Putting a horse under general anaesthesia for castration is preferred by some veterinarians because "surgical exposure is improved and it carries less (overall) risk for surgeon and patient". For simple castration of normal animals, the advantages to recumbent castration are that the horse is prone, better asepsis (sterile environment) can be maintained, and better haemostasis (control of bleeding) is possible. In addition, there is significantly less risk of the surgeon or assistants being kicked. In a more complex situation such as castration of cryptorchid animals, the inguinal canal is more easily accessed. There are several different techniques (such as "open", "closed", and "semi-closed") that may be employed, but the basic surgery is similar. However, general anaesthesia is not without risks, including post-anaesthetic myopathy (muscle damage) and neuropathy (nerve damage), respiratory dysfunction (V/Q mismatch), and cardiac depression.

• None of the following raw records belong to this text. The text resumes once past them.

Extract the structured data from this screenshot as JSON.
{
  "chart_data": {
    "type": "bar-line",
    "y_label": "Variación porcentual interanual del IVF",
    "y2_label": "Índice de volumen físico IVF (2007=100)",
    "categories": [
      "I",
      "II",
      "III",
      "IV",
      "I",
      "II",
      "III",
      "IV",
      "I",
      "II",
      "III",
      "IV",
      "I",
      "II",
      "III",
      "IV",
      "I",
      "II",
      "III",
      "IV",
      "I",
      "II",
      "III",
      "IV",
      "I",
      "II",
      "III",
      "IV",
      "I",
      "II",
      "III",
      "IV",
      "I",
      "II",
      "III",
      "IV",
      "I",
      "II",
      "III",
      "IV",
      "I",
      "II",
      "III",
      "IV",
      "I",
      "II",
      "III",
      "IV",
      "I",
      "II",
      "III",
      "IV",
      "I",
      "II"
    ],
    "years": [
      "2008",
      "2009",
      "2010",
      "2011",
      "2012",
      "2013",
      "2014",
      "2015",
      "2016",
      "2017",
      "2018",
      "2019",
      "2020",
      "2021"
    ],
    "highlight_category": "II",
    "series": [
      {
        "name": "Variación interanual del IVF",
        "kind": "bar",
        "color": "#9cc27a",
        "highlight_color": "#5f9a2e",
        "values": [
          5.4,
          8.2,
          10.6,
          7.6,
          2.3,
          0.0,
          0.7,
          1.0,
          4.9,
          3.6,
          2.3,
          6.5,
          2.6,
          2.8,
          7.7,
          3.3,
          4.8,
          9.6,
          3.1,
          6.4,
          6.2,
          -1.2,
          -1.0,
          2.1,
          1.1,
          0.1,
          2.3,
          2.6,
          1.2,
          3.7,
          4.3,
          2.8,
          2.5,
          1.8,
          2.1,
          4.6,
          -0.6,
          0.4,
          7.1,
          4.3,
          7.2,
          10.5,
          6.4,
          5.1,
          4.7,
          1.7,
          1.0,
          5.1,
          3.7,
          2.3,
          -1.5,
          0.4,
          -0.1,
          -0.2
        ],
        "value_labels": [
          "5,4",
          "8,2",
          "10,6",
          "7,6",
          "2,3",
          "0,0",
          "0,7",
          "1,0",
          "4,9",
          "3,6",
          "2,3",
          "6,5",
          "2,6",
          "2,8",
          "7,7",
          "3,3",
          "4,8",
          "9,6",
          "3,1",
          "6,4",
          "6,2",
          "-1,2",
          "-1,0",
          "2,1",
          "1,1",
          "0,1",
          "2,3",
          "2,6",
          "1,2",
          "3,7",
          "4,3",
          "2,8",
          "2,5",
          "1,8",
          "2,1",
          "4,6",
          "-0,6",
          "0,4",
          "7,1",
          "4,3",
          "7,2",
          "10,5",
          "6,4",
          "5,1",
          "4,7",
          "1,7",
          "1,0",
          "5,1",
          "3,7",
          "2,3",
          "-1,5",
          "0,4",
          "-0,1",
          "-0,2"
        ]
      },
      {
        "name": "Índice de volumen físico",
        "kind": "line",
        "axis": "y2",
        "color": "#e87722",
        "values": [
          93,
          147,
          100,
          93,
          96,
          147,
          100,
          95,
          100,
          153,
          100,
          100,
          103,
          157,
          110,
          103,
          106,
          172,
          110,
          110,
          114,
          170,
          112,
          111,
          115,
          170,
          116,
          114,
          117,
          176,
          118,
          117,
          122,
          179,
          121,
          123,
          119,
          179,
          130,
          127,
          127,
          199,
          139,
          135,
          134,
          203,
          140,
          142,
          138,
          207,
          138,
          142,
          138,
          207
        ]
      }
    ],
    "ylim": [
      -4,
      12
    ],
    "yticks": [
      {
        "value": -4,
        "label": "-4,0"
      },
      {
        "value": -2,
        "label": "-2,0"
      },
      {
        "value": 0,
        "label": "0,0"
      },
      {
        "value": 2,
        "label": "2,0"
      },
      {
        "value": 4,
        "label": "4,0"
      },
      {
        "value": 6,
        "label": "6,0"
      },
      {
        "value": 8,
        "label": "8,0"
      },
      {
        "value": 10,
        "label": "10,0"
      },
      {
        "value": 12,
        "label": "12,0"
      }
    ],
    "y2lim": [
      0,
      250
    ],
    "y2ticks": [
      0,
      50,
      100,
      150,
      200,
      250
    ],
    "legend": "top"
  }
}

These complications occur with sufficient frequency that castration has a relatively high overall mortality rate. To minimize these concerns, the British Equine Veterinary Association guidelines recommend two veterinary surgeons should be present when an equine general anaesthesia is being performed.

===Aftercare===
With both castration techniques, the wound should be kept clean and allowed to drain freely to reduce the risk of hematoma formation, or development of an abscess. The use of tetanus antitoxin and analgesics (painkillers) are necessary and antibiotics are also commonly administered. The horse is commonly walked in hand for some days to reduce the development of edema.

===Possible complications===
Minor complications following castration are relatively common, while serious complications are rare. According to one in-depth study, for standing castration the complication rate is 22%, while for recumbent castration it is 6% (although with a 1% mortality).

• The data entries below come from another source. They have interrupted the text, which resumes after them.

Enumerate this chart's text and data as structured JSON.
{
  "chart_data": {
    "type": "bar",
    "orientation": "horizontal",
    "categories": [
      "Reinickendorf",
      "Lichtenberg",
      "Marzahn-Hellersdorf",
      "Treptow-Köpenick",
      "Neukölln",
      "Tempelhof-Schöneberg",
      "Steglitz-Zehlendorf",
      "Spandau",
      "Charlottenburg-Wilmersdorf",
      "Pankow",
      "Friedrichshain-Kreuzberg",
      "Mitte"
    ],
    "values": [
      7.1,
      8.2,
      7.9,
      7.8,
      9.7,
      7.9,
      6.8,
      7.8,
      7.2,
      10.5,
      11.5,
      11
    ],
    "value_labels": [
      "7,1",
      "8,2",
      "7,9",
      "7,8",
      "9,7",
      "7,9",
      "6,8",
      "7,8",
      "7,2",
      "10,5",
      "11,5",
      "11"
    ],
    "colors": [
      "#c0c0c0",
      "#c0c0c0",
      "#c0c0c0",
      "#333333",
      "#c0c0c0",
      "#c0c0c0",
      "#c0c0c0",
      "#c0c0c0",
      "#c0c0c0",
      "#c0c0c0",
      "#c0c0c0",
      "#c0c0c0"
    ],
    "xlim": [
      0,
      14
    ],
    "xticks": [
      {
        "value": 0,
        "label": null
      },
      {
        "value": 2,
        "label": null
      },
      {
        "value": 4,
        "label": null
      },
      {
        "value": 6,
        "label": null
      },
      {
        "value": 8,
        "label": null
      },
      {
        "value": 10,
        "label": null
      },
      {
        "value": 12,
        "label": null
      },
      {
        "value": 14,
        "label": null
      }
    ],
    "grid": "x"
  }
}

The more common complications are:
- Post-operative swelling (edema) – minor and very common
- Scrotal/incisional infection – local seroma/abscess formation is relatively common, when the skin seals over before the deeper pocket has time to seal. This requires reopening the skin incision, to establish adequate drainage. To prevent the wounds from closing too quickly the horse needs to be exercised at least once daily after the procedure. It is common to treat the horse with a nonsteroidal anti-inflammatory drug to reduce the swelling and sometimes it is necessary to give antibiotics.
- Chronic infection leads to a schirrous cord – the formation of a granuloma at the incision site, that may not be obvious for months or even years
- Evisceration, a condition where the abdominal organs "fall out" of the surgical incision, is uncommon, and while the survival rate is 85–100% if treated promptly, the mortality rate is high for those not dealt with immediately.